Secara volume, ia mengemukakan bahwa penjualan batu bara pada 2017 mencapai 23,63 juta ton, meningkat 2,87 juta ton, atau 14 persen, dari tahun sebelumnya sebesar 20,75 juta ton. Komposisi penjualan didominasi pasar domestik yakni sebesar 61 persen dan sisanya ekspor.

"Penjualan domestik meningkat mencapai sebesar 2,13 juta ton, naik 17 persen jika dibandingkan dengan tahun sebelumnya, sementara ekspor meningkat sembilan persen," paparnya.

Harga jual rata-rata pada 2017 naik 24 persen, dari Rp658,017 pada 2016 menjadi Rp814,216 pada 2017. Kenaikan itu seiring dengan penguatan harga batu bara Newcastle maupun harga batu bara termal Indonesia yang meningkat masing-masing sebesar 34 persen dan 32 persen jika dibandingkan dengan harga rata-rata di 2016.

Pada 2018, imbuh Arviyan Arifin, perseroan merencanakan produksi batu bara sebesar 25,54 juta ton, naik dari rencana tahun sebelumnya sebesar 21,92 juta ton.

Mengenai kebijakan pemerintah mengatur harga batu bara untuk kebutuhan dalam negeri (domestic market obligation/DMO), Arviyan mengatakan tidak terlalu berpengaruh signifikan bagi kinerja perseroan. "Sebanyak 75 persen dijual dengan harga lebih tinggi."

Emas Antam

Direktur Utama Antam Arie Prabowo Ariotedjo memaparkan penjualan bersih Antam sepanjang 2017 tercatat Rp12,65 triliun, atau naik 39 persen.

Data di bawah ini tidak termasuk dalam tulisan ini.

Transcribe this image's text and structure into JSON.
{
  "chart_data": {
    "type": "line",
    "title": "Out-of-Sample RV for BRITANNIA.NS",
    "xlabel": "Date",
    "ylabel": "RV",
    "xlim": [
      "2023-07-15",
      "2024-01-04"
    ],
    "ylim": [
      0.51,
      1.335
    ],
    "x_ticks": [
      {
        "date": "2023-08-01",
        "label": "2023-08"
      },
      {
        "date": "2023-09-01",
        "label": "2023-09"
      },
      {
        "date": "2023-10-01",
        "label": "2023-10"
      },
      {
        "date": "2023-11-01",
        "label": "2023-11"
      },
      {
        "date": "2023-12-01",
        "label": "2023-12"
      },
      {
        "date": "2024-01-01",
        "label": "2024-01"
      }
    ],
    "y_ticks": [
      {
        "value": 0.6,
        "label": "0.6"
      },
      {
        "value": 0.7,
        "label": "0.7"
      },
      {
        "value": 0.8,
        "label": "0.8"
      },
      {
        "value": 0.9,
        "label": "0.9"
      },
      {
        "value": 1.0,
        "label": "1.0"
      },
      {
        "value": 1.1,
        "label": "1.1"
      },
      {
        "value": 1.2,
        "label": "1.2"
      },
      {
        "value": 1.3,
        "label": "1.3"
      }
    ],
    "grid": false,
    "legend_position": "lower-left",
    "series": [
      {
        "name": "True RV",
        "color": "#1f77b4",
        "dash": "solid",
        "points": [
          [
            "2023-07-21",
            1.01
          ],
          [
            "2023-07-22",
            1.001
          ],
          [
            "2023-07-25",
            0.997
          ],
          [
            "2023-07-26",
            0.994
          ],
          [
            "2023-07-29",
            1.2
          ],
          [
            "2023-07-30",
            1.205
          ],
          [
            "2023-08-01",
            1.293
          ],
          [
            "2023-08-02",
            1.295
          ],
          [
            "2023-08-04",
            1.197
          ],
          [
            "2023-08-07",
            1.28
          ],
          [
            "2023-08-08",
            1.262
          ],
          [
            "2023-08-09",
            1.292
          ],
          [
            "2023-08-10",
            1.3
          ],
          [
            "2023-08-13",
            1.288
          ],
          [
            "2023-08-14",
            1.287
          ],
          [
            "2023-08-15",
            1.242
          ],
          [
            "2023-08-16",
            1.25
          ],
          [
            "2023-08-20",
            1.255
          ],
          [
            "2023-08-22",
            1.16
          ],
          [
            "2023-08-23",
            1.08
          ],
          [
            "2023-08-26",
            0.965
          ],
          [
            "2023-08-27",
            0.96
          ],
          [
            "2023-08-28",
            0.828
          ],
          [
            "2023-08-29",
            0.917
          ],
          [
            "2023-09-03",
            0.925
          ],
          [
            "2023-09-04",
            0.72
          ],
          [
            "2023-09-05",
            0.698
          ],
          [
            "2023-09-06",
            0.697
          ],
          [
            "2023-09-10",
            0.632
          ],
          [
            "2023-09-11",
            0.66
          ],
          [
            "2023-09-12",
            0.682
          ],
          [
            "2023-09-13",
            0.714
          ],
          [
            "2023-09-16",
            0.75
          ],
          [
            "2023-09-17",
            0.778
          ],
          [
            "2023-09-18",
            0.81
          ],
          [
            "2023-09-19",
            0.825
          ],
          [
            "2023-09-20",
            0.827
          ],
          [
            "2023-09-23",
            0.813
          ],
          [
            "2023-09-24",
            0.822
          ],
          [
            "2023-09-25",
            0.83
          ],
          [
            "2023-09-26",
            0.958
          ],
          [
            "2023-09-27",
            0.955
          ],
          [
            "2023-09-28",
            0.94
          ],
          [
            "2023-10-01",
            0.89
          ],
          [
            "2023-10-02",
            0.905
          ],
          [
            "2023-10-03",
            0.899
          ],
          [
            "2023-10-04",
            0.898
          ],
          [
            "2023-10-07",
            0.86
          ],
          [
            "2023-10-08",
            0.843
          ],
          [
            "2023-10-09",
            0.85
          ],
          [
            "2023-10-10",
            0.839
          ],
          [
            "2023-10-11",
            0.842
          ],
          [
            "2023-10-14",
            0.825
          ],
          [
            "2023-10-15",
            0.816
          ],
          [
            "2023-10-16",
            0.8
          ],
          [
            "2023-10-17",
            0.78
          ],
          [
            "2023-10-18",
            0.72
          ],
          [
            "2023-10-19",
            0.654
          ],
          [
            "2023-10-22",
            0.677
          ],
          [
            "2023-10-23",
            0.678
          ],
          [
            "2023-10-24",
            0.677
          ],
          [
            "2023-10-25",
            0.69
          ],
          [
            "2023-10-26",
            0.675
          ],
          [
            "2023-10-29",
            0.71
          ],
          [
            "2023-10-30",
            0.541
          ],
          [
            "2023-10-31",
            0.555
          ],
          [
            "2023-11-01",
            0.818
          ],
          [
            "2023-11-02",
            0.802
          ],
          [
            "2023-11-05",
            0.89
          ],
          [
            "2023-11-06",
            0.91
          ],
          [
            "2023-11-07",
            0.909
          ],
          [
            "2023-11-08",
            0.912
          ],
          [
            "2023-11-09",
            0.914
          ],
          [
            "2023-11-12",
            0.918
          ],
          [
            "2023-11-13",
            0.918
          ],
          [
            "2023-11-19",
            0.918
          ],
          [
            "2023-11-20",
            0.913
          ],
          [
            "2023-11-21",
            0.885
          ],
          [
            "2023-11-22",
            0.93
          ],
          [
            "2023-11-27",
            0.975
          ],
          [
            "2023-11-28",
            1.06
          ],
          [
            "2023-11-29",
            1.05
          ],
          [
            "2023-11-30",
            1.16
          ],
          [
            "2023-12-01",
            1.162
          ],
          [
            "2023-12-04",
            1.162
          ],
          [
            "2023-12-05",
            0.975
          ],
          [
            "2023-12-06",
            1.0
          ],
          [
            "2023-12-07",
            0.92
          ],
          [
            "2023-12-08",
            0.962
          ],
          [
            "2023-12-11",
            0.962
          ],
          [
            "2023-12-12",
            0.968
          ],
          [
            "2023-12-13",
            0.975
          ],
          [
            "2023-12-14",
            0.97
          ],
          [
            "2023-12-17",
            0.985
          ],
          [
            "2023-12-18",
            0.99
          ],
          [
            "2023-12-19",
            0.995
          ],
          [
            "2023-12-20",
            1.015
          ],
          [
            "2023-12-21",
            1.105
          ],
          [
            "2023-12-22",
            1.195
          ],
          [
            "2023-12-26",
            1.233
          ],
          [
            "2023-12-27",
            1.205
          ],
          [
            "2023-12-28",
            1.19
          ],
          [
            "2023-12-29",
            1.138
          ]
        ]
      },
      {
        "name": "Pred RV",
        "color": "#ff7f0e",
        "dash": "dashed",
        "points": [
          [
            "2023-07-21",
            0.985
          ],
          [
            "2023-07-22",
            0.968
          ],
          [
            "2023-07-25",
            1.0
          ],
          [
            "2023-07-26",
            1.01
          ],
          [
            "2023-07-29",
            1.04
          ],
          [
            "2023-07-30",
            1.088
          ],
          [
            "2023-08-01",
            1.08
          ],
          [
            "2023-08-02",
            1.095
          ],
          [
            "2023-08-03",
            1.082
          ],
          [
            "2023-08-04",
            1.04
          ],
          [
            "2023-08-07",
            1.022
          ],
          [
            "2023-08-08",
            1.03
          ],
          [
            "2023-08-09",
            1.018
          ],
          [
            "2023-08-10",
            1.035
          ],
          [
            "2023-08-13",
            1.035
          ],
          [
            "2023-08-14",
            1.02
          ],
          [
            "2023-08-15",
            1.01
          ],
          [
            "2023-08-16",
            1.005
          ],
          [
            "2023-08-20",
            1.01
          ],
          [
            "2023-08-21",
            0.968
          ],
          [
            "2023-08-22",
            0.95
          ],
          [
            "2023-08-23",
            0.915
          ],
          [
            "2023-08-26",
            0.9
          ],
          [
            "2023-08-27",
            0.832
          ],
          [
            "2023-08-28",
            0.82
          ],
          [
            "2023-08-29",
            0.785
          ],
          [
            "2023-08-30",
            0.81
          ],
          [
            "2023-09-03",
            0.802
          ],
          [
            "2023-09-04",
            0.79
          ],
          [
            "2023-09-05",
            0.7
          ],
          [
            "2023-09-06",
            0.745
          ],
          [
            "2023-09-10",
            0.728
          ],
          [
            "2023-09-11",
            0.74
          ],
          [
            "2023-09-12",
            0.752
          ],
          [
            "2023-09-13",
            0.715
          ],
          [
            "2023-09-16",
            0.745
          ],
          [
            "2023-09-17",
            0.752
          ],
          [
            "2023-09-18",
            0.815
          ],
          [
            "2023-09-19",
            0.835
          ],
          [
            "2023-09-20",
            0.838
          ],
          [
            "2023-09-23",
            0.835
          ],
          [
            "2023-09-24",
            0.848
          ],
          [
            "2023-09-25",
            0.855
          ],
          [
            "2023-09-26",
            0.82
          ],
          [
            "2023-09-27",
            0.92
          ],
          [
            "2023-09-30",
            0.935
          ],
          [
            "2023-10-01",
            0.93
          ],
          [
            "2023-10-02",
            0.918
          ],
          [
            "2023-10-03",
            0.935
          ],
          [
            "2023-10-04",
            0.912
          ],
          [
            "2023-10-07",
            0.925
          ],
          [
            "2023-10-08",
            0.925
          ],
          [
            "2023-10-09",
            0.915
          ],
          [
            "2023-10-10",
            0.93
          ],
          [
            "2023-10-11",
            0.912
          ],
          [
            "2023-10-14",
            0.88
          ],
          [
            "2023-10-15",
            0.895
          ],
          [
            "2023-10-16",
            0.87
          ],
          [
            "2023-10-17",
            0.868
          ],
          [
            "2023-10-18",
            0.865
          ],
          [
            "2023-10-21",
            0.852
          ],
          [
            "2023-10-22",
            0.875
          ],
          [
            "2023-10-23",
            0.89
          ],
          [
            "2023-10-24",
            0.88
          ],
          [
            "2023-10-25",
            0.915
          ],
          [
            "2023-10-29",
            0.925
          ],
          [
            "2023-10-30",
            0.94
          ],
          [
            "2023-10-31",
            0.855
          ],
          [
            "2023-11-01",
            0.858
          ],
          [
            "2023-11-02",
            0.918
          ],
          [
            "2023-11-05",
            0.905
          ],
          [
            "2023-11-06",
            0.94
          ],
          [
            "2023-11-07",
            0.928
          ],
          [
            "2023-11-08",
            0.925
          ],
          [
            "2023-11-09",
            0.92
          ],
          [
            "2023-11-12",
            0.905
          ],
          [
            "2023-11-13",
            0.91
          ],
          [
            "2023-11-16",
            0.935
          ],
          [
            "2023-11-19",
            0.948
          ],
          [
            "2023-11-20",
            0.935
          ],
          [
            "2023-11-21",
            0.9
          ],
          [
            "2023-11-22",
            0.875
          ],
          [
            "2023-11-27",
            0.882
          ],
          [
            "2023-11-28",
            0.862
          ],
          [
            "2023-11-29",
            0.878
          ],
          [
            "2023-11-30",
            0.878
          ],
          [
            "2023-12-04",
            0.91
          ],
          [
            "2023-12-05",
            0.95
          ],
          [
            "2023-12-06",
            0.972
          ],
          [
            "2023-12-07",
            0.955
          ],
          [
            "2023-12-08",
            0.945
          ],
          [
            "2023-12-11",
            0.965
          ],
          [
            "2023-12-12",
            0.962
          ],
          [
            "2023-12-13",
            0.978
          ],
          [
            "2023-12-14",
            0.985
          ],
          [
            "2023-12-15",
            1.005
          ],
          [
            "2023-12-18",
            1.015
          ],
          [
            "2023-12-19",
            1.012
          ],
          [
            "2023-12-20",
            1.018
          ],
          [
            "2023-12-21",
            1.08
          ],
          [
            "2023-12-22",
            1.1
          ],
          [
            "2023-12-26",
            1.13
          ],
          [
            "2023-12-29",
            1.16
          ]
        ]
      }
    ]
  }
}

"Penumbuhan kinerja keuangan didukung kenaikan kinerja produksi dan penjualan. Di 2017, nilai penjualan bersih Antam dibukukan sebesar Rp12,65 triliun dengan komoditas emas sebagai komponen terbesar berkontribusi sebesar Rp7,37 triliun atau 58 persen dari total penjualan bersih," ujar Arie.

Kinerja produksi feronikel mencapai 21.762 ton nikel (TNi) dalam feronikel, naik sebesar tujuh persen. Penjualan feronikel mengalami penumbuhan empat persen, mencapai 21.813 TNi.

Untuk komoditas emas, Antam mencatatkan total volume produksi emas dari tambang Pongkor dan Cibaliung sebesar 1.967 kg dengan penjualan Rp7,37 triliun. (Media Indonesia)


(AHL)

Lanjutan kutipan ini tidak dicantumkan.